Optimizers often have to make conservative assumptions about variables in the presence of pointers. For example, a constant propagation process that knows the value of variable x
is 5 would not be able to keep using this information after an assignment to another variable (for example, *y = 10
) because it could be that *y
is an alias of x
. This could be the case after an assignment like y = &x
.
As an effect of the assignment to *y
, the value of x would be changed as well, so propagating the information that x
is 5 to the statements following *y = 10
would be potentially wrong (if *y
is indeed an alias of x
). However, if we have information about pointers, the constant propagation process could make a query like: can x
be an alias of *y
? Then, if the answer is no, x = 5
can be propagated safely.
Another optimization impacted by aliasing is code reordering. If the compiler decides that x
is not an alias of *y
, then code that uses or changes the value of x
can be moved before the assignment *y = 10
, if this would improve scheduling or enable more loop optimizations to be carried out.
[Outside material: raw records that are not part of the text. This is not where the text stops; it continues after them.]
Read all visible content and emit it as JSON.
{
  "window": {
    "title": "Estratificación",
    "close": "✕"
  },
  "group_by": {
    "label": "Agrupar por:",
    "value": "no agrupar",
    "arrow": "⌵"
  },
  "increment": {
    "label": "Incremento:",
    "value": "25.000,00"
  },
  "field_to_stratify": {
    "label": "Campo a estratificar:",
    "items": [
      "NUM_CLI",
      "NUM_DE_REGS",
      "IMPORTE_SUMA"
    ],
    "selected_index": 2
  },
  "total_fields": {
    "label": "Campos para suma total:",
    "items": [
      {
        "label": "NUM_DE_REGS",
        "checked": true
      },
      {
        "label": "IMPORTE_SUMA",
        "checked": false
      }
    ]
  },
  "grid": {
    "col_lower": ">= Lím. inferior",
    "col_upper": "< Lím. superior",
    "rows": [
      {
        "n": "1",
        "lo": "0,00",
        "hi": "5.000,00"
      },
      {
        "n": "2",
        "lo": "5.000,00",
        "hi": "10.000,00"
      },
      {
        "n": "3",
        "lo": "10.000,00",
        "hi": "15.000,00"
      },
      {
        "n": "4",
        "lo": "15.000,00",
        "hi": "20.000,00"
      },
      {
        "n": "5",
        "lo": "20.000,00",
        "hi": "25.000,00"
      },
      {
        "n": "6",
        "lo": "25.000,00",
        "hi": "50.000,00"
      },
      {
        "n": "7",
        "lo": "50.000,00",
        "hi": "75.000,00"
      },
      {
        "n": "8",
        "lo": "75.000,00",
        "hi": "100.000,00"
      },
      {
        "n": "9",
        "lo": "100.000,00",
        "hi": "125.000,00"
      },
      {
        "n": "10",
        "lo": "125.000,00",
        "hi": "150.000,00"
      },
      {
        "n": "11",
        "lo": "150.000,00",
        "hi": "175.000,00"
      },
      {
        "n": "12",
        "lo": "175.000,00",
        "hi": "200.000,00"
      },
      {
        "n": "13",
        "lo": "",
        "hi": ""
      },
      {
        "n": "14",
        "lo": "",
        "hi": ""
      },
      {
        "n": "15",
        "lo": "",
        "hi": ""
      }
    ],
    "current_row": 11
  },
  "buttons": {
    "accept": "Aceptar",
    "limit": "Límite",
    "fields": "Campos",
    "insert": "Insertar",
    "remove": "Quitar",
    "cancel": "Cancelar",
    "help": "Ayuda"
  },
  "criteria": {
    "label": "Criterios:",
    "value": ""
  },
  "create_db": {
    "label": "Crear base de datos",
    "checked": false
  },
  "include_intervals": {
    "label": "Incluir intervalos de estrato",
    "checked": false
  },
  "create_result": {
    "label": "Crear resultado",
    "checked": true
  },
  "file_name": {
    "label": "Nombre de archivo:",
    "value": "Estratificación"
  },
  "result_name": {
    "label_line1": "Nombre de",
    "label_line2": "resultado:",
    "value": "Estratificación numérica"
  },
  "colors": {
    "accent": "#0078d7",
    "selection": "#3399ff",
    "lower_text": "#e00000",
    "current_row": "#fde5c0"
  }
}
To enable such optimizations in a predictable manner, the ISO standard for the C programming language (including its newer C99 edition, see section 6.5, paragraph 7) specifies that it is illegal (with some exceptions) for pointers of different types to reference the same memory location. This rule, known as "strict aliasing", sometime allows for impressive increases in performance,[1] but has been known to break some otherwise valid code. Several software projects intentionally violate this portion of the C99 standard. For example, Python 2.x did so to implement reference counting,[2] and required changes to the basic object structs in Python 3 to enable this optimisation. The Linux kernel does this because strict aliasing causes problems with optimization of inlined code.[3] In such cases, when compiled with gcc, the option -fno-strict-aliasing
is invoked to prevent unwanted or invalid optimizations that could produce incorrect code.